Gutiérrez y Bengoechea jugaron a no perder y se blindaron tras anotar sus goles

El miedo a perder marcó el pulso del clásico. Desde los planteos originales de los entrenadores. Desde la ejecución en la cancha de los jugadores. Y, sobre todo, desde las modificaciones que los técnicos propusieron inmediatamente al anotar.

Fue bien grande el empate. Peñarol jugó mejor los 30’ iniciales cuando Pacheco se combinó con Zalayeta y Urreta por derecha y con Diogo-Japo haciendo un 1-2 más explosivo por izquierda.

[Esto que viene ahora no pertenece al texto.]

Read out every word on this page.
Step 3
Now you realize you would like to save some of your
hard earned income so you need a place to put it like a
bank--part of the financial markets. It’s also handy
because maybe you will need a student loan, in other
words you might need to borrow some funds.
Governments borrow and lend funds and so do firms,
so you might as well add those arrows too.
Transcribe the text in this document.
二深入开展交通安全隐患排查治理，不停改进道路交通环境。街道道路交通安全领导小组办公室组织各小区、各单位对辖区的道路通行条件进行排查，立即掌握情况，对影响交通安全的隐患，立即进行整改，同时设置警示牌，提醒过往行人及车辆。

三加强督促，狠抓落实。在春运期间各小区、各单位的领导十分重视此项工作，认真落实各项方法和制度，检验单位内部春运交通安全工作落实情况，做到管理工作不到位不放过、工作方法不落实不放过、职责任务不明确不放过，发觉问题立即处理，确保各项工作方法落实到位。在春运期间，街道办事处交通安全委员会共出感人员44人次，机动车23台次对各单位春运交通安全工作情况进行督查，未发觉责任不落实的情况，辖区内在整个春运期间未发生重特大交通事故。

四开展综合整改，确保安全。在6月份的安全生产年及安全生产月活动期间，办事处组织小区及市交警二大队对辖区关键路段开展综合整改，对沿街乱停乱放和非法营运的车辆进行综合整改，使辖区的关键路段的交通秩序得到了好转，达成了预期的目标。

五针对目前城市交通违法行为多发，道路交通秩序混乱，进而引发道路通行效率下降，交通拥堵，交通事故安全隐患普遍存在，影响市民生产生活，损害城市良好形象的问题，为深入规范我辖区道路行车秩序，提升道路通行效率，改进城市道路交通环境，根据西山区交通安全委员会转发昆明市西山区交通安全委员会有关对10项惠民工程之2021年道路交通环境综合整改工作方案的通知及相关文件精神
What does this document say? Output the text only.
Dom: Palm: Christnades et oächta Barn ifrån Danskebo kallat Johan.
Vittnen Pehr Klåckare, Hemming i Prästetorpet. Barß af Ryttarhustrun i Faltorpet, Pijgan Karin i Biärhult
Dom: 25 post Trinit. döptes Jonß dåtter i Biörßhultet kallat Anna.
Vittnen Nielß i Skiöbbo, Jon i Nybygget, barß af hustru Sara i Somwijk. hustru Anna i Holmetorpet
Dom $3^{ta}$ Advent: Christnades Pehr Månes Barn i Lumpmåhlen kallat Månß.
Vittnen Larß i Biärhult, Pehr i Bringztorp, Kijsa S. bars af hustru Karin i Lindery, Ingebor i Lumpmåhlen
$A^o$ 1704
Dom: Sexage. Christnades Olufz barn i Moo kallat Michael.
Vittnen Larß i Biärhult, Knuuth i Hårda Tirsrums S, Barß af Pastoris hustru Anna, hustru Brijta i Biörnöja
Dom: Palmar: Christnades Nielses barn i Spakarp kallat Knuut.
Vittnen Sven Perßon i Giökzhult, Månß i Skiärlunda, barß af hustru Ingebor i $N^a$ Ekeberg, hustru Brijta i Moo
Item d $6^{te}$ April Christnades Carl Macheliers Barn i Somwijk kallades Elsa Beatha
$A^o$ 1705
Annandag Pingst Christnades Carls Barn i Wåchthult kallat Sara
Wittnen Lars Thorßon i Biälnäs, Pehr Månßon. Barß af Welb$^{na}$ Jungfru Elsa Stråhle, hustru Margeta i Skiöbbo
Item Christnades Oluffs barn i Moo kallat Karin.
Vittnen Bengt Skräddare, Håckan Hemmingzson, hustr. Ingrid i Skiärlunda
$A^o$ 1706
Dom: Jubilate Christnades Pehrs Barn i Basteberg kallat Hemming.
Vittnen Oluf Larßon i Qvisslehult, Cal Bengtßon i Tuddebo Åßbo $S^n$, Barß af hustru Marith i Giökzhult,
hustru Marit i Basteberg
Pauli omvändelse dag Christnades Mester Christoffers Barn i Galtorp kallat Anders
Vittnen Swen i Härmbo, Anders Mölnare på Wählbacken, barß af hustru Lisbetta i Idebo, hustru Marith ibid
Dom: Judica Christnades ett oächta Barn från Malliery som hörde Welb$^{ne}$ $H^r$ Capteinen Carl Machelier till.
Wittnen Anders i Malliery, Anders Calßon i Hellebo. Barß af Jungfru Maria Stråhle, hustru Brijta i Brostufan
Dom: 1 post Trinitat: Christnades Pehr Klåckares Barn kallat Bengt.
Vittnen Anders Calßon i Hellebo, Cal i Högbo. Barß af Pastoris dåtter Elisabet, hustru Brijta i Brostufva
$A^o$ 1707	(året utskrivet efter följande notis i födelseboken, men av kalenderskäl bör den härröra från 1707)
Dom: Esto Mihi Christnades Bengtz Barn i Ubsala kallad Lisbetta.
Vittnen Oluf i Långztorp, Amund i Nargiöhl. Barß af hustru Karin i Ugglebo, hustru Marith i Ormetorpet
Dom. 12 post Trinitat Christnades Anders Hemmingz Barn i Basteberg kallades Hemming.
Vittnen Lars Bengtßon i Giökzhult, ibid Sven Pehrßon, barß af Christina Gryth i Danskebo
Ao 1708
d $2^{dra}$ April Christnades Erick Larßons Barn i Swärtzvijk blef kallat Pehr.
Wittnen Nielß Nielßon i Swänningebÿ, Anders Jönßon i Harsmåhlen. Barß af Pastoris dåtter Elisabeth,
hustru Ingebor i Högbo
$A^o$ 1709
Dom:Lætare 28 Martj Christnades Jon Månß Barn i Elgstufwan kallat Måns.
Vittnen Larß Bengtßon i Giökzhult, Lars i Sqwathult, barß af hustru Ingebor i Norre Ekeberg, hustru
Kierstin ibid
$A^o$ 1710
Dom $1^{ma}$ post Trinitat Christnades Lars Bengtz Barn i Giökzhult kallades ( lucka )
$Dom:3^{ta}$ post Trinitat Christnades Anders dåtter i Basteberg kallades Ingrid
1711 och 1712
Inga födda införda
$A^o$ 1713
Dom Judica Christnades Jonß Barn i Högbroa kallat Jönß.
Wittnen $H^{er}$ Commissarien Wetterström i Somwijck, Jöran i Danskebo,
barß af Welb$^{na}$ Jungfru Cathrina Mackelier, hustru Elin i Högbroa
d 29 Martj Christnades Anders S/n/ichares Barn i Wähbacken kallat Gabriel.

Nacional, diagramado para defender y anular el potencial rival, se refugió. Salió 10 veces del fondo con pelotazos largos y defendió exitosamente tres pelotas quietas picantes.

Su momento más crítico se dio entre los 25’ y los 30’ cuando Urreta intercambió su puesto con el Japo y puso en serios aprietos a Sebastián Gorga.

Pero fue el lateral tricolor, el que con un par de subidas criteriosas, cambió el curso de las acciones.

Nacional mejoró en los 15’ finales y Peñarol terminó arrinconado contra su campo saliendo a puro pelotazo del fondo.

El tricolor terminó cumpliendo así sus cometidos defensivos. Entre Porras y Romero controlaron a Pacheco mientras que Espino mandó toda la tarde por el lateral izquierdo con gran capacidad anticipadora.

En el complemento, Nacional adelantó sus líneas –inicialmente muy retrasadas– y controló más la pelota, sobre todo a partir del ingreso del Chino Recoba.

Entonces fue Peñarol el que extremó controles para evitar zozobras defensivas.

Así se fue dibujando un juego entreverado y deslucido donde abundó el pelotazo: Nacional optó por dividir el balón del fondo 18 veces y Peñarol lo superó ostensiblemente con 27 envíos largos, tan estériles como insoportables a la vista.

El gol, el táctico del fútbol, apresuró a ambos entrenadores al cambio. Nacional pasó a jugar con línea de cinco y Peñarol apostó por un enganche, Hernán Novick, en lugar de un doble 5, Sebastián Píriz.

El empate de Novick trajo idénticas e inversas consecuencias. Gutiérrez rompió la línea de cinco (le duró cinco minutos) y Bengoechea mandó a un zaguero, Gonzalo Viera, como volante tapón.

El resultado de tanto conservadurismo estaba escrito: empate.